There are three critical vocal sound areas that will make a difference on your demo in getting a follow-up call versus being dump in trash.
Vocal Key 1: Clarity of your words and correct pronunciation of difficult words, place names, or any technical jargon is essential. For example, if your present or previous career was in the medical field then you are very familiar with medical jargon which will give you an advantage for doing this type of read. The terms will roll off your tongue naturally and not sound odd to the end listeners, who may be doctors or other medical experts. The best exercise that you want to do for any voice over is to exercise your speech articulators: the mouth, lips, tongue and soft palate. This is usually done by a quick warm-up of tongue twisters to flex those muscles.

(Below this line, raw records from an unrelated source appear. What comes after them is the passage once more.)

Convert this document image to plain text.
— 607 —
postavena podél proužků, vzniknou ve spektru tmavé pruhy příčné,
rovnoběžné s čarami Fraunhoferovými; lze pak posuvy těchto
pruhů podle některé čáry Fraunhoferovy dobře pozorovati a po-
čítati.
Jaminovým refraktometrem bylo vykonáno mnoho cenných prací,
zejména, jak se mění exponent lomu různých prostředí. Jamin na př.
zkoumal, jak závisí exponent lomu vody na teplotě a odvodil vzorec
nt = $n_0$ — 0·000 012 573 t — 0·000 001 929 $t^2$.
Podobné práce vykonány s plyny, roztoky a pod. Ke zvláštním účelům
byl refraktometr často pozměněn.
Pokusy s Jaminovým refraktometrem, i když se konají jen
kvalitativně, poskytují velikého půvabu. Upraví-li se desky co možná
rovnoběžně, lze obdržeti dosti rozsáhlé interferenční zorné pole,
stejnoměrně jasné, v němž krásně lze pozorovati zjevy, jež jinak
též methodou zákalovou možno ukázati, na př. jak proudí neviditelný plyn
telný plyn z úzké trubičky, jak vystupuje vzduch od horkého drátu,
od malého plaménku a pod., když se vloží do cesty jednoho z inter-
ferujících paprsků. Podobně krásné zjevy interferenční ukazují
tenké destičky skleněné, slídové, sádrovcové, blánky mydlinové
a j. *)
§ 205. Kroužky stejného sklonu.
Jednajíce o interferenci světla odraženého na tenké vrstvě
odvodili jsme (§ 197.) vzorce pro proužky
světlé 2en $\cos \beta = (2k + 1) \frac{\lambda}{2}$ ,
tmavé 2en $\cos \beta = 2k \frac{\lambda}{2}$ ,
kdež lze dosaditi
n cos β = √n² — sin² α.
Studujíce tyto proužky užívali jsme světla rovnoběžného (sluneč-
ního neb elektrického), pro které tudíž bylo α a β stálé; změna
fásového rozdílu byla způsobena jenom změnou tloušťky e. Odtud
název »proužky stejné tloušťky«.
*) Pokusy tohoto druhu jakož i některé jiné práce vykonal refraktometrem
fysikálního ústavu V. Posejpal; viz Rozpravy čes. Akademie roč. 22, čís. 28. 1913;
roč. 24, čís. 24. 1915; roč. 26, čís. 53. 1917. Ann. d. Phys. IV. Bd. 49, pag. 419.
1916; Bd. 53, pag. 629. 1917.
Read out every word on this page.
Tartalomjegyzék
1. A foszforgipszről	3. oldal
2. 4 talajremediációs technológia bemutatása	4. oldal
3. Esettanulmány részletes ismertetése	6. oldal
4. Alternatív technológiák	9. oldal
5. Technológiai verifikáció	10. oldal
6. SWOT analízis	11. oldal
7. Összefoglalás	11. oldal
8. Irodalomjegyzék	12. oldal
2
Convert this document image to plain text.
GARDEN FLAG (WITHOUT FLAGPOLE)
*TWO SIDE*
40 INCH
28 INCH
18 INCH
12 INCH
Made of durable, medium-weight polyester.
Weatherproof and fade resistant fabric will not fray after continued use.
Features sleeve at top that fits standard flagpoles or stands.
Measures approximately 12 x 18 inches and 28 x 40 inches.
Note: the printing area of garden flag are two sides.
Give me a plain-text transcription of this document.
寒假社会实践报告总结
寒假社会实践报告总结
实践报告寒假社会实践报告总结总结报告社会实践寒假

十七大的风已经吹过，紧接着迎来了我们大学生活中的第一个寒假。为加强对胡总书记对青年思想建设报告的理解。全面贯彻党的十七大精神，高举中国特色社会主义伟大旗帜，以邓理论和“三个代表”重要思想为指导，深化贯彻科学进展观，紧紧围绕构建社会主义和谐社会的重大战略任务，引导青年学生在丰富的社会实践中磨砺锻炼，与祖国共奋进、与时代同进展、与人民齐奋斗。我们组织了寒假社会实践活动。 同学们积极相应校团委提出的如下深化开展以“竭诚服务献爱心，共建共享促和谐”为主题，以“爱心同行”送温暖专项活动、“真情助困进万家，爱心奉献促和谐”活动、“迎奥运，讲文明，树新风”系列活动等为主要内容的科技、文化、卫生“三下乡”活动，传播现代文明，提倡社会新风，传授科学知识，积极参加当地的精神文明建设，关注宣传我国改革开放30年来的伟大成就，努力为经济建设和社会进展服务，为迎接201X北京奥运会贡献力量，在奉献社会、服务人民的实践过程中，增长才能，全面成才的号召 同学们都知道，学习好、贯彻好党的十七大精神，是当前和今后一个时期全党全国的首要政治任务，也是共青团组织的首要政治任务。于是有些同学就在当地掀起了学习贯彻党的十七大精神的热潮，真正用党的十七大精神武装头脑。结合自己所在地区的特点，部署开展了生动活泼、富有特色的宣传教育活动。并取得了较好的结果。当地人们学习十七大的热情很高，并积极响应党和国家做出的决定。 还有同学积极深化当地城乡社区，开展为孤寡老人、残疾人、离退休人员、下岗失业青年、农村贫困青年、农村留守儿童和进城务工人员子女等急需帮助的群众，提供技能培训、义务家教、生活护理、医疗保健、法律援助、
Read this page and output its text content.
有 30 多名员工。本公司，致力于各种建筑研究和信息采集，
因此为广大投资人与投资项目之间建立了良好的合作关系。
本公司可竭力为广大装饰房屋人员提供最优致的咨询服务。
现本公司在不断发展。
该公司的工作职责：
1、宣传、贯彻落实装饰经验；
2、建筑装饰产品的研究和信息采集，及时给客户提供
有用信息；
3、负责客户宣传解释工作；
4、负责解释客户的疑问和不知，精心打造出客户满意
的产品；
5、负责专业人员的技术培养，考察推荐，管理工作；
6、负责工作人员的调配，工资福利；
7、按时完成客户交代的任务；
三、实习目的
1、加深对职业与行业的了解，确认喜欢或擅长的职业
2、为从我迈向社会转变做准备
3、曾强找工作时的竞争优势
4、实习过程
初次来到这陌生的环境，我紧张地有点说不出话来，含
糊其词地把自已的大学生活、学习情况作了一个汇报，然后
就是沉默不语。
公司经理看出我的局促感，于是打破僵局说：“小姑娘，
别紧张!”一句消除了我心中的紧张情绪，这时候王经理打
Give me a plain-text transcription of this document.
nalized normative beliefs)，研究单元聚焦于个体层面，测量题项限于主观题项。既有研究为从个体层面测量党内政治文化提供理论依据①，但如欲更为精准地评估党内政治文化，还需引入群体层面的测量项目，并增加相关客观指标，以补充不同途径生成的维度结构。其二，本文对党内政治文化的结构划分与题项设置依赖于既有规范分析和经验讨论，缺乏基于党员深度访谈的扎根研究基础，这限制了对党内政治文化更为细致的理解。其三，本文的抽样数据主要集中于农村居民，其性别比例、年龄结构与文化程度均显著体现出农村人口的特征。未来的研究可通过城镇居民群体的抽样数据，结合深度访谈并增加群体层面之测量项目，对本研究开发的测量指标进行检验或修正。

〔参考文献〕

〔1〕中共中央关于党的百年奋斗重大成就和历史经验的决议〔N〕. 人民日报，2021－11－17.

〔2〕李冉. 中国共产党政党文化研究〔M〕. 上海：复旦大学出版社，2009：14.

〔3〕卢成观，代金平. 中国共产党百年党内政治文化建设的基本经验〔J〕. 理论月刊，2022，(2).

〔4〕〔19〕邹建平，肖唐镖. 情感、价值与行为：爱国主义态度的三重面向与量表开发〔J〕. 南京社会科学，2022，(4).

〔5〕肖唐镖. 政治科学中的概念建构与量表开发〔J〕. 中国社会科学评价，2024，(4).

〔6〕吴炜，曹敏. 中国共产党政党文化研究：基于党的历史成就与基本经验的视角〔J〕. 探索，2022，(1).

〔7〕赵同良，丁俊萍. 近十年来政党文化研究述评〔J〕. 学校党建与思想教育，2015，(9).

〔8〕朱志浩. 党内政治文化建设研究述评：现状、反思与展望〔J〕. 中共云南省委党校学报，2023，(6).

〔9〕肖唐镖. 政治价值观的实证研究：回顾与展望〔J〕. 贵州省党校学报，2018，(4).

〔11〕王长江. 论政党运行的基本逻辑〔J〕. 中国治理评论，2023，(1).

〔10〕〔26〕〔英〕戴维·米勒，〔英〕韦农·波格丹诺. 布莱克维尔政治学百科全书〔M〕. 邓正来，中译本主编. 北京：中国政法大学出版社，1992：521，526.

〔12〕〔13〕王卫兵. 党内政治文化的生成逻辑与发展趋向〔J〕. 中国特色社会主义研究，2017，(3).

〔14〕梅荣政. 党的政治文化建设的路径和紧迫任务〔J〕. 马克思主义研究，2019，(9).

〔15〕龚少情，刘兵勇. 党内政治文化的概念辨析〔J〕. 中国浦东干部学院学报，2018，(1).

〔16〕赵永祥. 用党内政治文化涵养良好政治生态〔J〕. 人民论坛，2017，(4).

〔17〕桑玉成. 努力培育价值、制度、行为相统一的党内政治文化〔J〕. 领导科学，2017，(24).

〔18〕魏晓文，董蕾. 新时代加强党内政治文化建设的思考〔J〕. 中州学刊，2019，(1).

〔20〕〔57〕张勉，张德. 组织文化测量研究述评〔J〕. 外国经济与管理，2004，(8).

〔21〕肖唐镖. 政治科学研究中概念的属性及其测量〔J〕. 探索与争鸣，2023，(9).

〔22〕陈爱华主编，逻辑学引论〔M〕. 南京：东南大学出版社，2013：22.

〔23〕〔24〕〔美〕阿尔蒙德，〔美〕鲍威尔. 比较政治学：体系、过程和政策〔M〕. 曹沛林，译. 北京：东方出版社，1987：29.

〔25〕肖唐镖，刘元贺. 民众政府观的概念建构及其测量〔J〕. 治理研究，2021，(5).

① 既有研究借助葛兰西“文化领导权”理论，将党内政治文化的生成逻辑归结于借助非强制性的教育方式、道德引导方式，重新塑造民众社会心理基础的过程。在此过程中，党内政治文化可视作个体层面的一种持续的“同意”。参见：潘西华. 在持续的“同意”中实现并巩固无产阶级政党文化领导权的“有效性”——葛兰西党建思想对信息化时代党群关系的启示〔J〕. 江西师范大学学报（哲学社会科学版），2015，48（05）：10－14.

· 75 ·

Vocal Key 2: How fast or slow do you read the script can make or break a sale. If, for instance, it’s a commercial script there are time constraints that must be met. The skill is to speak it quickly within the time; but you cannot lose the clarity or the emphasis of the meaning. The best solution to this is a rehearsal of your script many times to get it just right. Don’t fall into the trap of thinking this is a radio DJ speeding through the introduction of a song which is usually very unclear. Instead, keep control of your breathing, and the crispness of the beginnings and ends of your words. If your listener cannot keep up with you then they lose the message altogether.
Vocal Key 3: Your tone must fit the style of the script and the acceptable level of the listener.You should get a diagnostic assessment of your vocal pitch level and sound resonation. You may have an annoying pitch level that you’ve been using all your life which will not get your audition accepted. Or, you could be resonating only through your head and not your chest. Working with a microphone is another skill that needs rehearsal. So,working with a professional will be a worthwhile investment in yourself as you will eventually recoup any training expenses from your very first voice overjob. Delivering your script with variety and emphasis to fit the copy will promote you to get repeat calls for work.
If you are seriously interested in doing voice overs, the demand is there and worth the investment in upgrading your speech skills to enjoy your retirement without coming up cash short.